Era inverno e le giornate passavano in un clima sempre nebbioso e freddo.
«Questa mattina mentre facevamo l’alza bandiera tutti sull’attenti, il disco che suonava all’inizio ha fatto una specie di pernacchia, e noi tutti a ridere, il capitano ci ha lasciato lì, in punizione, un altro quarto d’ora, con le mani congelate dal freddo.»
«La sera uscivamo, andavamo alla SIP a telefonare, come ogni volta ho chiamato Irene e i miei genitori. Da lì siamo andati alla casa del soldato a vedere un film.»
«Dopo gli esami di guida mi avevano affidato il pulmino per il giro posta, rientravamo verso le 11,30.»
«Quel giorno mi successe una cosa buffa appena rientrato con la posta dovetti accompagnare il capitano a casa, e tornare a riprenderlo nel pomeriggio. Aspettai un’ora sotto quel palazzo, improvvisamente mi si affiancò una 112, era un mio commilitone» «Che cazzo fai!»«Il capitano è arrivato a piedi ed è preoccupato!»
«Ecco quanto! Sembravano tutti uguali, avevo sbagliato palazzo.»
Pietro arrivato in caserma dovette andare a chiedere scusa al capitano, che ridendo lo tranquillizzò.
Così passavano i mesi tra alti e bassi della vita militare.
Quella mattina faceva molto caldo, d’altronde era agosto, Pietro e il suo camerata di turno fecero il giro posta, poi arrivarono alla stazione e lì, dopo aver sbrigato altre commissioni ripartirono per la caserma.
Improvvisamente lungo le vie di Bologna, ambulanze, vigili del fuoco a sirene spiegate; non capivano cosa stesse succedendo. Era il 2 agosto 1980, ore 10:25 un orario che difficilmente si dimentica e che l’orologio fuori dalla stazione ricorda ancora. Dove quel pulmino militare, poco prima, era parcheggiato.
Arrivati in caserma furono tutti allarmati e trasferiti sul luogo della tragedia. Anche Pietro uscì col camion, si ritrovò a scavare tra le macerie corpi dilaniati, per poi trasportarli in obitorio.
«Eravamo stanchi ragazzi assetati tra la polvere, nei bar vicini ci davano acqua, furono giorni infernali.»
«I corpi straziati tutti allineati in obitorio venivano lavati con un budello sotto un getto d’acqua e messi dentro le bare.»

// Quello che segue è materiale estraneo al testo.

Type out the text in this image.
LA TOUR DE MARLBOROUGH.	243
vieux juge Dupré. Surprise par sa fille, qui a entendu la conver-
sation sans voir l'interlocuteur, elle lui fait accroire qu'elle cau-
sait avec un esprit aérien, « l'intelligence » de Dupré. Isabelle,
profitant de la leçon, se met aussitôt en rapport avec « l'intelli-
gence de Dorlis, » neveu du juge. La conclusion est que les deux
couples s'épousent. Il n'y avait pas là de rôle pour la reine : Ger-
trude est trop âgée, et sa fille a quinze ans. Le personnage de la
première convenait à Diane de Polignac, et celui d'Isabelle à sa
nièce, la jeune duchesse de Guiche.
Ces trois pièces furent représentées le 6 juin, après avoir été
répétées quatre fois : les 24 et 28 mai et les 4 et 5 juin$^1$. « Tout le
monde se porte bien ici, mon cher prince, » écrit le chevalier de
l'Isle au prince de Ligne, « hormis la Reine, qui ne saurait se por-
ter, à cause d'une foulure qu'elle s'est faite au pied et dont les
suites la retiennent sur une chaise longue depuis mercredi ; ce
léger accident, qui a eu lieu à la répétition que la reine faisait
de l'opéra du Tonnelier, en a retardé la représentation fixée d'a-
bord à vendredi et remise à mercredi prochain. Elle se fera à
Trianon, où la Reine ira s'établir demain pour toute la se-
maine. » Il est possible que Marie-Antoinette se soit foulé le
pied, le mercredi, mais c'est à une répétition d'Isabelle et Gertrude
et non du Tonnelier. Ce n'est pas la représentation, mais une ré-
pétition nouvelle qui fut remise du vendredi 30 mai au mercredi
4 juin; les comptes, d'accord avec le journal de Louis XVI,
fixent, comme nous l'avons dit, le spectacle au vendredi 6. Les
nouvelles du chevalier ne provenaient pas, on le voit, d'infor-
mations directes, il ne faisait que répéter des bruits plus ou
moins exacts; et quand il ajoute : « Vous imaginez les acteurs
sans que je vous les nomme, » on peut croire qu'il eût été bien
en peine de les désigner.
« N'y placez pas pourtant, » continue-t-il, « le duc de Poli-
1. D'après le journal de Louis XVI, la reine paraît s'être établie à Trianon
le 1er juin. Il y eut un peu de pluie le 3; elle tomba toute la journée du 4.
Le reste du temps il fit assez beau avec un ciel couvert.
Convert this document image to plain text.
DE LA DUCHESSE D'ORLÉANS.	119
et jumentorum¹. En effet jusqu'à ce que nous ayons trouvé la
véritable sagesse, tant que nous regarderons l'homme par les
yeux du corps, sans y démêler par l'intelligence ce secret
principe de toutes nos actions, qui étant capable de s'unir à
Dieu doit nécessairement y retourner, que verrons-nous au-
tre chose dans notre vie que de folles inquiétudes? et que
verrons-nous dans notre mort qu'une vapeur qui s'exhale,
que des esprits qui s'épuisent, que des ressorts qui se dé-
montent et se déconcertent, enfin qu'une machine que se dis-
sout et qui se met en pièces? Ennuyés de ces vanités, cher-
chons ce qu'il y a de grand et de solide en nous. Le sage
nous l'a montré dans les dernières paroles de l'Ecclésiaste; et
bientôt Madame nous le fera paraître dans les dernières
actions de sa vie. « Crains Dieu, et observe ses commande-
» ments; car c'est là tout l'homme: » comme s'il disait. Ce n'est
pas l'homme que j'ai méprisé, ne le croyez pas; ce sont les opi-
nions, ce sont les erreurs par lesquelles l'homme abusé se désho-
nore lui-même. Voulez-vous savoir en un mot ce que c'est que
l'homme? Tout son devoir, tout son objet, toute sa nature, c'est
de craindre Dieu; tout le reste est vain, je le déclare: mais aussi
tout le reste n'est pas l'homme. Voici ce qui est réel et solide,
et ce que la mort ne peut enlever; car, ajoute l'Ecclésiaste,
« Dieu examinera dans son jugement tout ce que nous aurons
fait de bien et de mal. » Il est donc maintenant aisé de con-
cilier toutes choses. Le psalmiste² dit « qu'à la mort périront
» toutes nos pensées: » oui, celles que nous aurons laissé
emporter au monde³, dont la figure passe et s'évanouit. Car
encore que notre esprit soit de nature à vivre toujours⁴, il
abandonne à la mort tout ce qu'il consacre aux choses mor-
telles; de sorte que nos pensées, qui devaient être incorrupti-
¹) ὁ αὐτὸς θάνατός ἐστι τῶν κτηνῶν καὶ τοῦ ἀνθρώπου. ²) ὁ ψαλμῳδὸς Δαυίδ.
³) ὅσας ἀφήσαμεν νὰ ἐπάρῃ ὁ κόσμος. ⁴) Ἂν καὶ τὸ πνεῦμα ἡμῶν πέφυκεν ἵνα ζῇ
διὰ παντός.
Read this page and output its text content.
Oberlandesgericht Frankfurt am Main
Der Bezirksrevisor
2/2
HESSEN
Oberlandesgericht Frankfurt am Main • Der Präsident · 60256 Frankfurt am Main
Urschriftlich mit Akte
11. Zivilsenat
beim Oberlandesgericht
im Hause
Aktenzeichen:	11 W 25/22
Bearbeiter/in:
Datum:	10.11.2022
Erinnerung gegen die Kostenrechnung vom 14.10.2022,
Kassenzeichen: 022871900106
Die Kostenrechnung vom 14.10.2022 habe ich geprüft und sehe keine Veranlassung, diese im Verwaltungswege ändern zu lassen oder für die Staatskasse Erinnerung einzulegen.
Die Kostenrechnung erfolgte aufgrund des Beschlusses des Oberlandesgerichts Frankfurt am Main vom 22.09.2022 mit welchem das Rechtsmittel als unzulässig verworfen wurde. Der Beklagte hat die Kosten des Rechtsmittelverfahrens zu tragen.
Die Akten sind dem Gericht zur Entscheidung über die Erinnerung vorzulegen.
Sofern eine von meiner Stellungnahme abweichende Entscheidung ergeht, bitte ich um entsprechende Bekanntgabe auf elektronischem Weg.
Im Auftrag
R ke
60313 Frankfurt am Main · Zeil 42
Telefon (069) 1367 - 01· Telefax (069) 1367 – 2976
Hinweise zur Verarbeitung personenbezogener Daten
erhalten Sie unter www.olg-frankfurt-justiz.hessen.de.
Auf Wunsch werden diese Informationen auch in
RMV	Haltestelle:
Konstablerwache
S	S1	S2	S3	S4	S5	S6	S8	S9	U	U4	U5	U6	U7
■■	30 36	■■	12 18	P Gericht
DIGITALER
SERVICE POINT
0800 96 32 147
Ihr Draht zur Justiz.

«Lo strazio più grande: l’arrivo dei parenti per il riconoscimento delle salme, le urla strazianti, vederli riconoscere i propri cari attraverso un orologio, un anello…»
Da casa vedevamo le notizie dei tg, avevamo capito, dopo tante preoccupazioni, perché quei nostri ragazzi solo dopo una settimana, finalmente, riuscirono a telefonarci.
Una pagina drammatica della storia italiana, raccontata su un diario da un ragazzo, che mai dimenticherà.